The RNC Sells its Soul to Trump

The moral corruption and retreat from sanity and decency of the Republican Party began years ago and ironically traces, in my view, to the rise of the "godly folks" in the party base.  The Christofascists, as I call them, who are neither sane nor decent people.  Hate, bigotry and a world view based on myths and - as one blogger friend puts it - belief in an imaginary invisible friend are now what drives the GOP and demagogues like Donald Trump and Ted Cruz are the natural result of the party's throwing aside of logic, reason, and belief in science in favor of racism and superstition.  Now, even the RNC seems ready to put the final nails in the coffin of the party by signalling that it will sell itself to Trump and Trumpism.   A column in the Washington Post looks at this final surrender.  Here are excerpts:
Late Thursday night, National Review, the storied conservative magazine founded by William F. Buckley, published an issue denouncing Donald Trump. . . . The Republican National Committee reacted swiftly — immediately revoking the permission it had given National Review to host a Republican presidential debate next month. 

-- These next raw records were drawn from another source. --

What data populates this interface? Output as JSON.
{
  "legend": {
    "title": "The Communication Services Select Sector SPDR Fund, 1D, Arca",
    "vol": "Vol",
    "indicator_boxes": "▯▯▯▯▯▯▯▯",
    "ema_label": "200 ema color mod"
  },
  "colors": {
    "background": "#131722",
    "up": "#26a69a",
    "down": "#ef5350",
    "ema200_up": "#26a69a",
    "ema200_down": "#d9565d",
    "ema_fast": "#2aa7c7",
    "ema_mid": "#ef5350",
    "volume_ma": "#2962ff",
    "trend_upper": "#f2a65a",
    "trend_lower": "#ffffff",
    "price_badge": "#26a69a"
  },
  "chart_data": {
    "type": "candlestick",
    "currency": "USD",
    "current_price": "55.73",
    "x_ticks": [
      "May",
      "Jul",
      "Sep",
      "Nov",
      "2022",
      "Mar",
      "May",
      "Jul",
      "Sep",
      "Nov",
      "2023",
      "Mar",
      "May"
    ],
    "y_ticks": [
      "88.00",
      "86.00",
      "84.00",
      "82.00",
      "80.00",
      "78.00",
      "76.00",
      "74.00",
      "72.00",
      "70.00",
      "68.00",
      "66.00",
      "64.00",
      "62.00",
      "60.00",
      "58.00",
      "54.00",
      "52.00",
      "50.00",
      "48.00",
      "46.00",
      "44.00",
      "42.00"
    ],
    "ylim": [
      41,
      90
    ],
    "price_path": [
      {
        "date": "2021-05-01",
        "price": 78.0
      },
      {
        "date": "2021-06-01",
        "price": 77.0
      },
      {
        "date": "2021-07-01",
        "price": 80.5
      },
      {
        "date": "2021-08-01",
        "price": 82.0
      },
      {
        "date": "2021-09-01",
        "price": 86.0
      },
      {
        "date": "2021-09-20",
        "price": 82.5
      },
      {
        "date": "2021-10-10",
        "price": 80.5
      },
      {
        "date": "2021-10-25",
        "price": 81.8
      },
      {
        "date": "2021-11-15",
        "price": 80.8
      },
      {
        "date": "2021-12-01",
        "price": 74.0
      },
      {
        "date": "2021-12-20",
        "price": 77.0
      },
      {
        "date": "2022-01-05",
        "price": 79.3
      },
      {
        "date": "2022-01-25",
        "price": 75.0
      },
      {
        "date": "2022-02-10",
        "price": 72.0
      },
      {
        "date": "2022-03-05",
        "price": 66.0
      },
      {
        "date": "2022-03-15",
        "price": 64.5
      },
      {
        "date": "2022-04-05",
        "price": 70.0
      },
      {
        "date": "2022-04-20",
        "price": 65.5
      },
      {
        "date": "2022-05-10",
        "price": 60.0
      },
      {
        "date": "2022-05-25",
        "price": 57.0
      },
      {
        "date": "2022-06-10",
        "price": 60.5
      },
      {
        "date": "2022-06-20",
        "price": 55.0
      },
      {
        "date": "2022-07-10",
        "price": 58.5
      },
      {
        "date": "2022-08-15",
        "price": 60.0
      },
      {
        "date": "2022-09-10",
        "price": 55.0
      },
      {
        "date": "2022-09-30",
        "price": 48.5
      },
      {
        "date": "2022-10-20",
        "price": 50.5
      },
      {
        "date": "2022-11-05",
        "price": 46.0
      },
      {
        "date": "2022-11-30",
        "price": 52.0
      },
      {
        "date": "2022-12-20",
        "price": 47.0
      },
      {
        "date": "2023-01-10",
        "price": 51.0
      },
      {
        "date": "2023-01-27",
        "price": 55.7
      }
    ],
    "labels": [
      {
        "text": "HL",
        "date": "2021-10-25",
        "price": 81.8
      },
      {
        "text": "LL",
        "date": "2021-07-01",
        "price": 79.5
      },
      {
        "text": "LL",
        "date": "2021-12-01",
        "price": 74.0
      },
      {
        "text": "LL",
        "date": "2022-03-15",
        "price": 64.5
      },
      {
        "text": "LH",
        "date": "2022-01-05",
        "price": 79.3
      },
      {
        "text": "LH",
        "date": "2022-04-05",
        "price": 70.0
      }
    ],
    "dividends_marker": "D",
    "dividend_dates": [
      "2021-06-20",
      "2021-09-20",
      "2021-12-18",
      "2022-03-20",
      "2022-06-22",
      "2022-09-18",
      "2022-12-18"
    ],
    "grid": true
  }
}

That soft flapping sound you hear is the Grand Old Party waving the flag of surrender to Trump. Party elites — what’s left of the now-derided “establishment” — are acquiescing to the once inconceivable: that a xenophobic and bigoted showman is now the face of the Republican Party and of American conservatism. 

In recent days, influential Republicans including Bob Dole, Iowa Gov. Terry Branstad, RNC Chairman Reince Priebus, Rupert Murdoch and, as my Post colleagues reported, Rudy Giuliani and Rep. Peter King (N.Y.) have made noises about being able to stomach Trump. Republican donors are trying to insinuate themselves in the billionaire’s orbit. 

The Wall Street Journal editorial page had long criticized Trump’s candidacy, publishing an editorial in July arguing that the conservative media who applaud Trump “are hurting the cause.” The editors opined: “If Donald Trump becomes the voice of conservatives, conservatism will implode along with him.”

A week ago, the Journal reversed course. “Mr. Trump is a better politician than we ever imagined, and he is becoming a better candidate,” the editorialists wrote, speculating that “he might possibly be able to appeal to a larger set of voters than he has so far.”

[H]ow do you un-ring all these bells? Trump has in word and deed built his candidacy by antagonizing Latinos and Muslims, immigrants and women, Jews and African Americans, Asian Americans and the disabled. And if he walked away from his vows to deport 11 million illegal immigrants and to block Muslims from coming into the United States, he’d abandon the source of his power: the rage of angry, less-educated white men.

[T]he only thing more likely to devastate the Republican Party and the conservative movement than a Trump wipeout in November would be a Trump victory. Either way, he’d cement the Republican Party’s long-term demographic problems and bind conservatism to bigotry and nativism.
 
This is why I wonder about the self-deception of those GOP elites now cozying up to Trump. . . . . If, in future years, Republicans and conservatives are called to explain how Trump happened, they might recall this: Good people could have stopped him, but they didn’t.
Once again we see the RNC looking for a current election cycle  victory with no thought to the long terms consequences.  This is how those who once would have been shunned and looked at as a form of contagion were welcomed into the GOP only to ultimately hijack the party. This is precisely how the GOP has come to be the party of insanity and hate.  The RNC and the so-called establishment have seemingly learned nothing.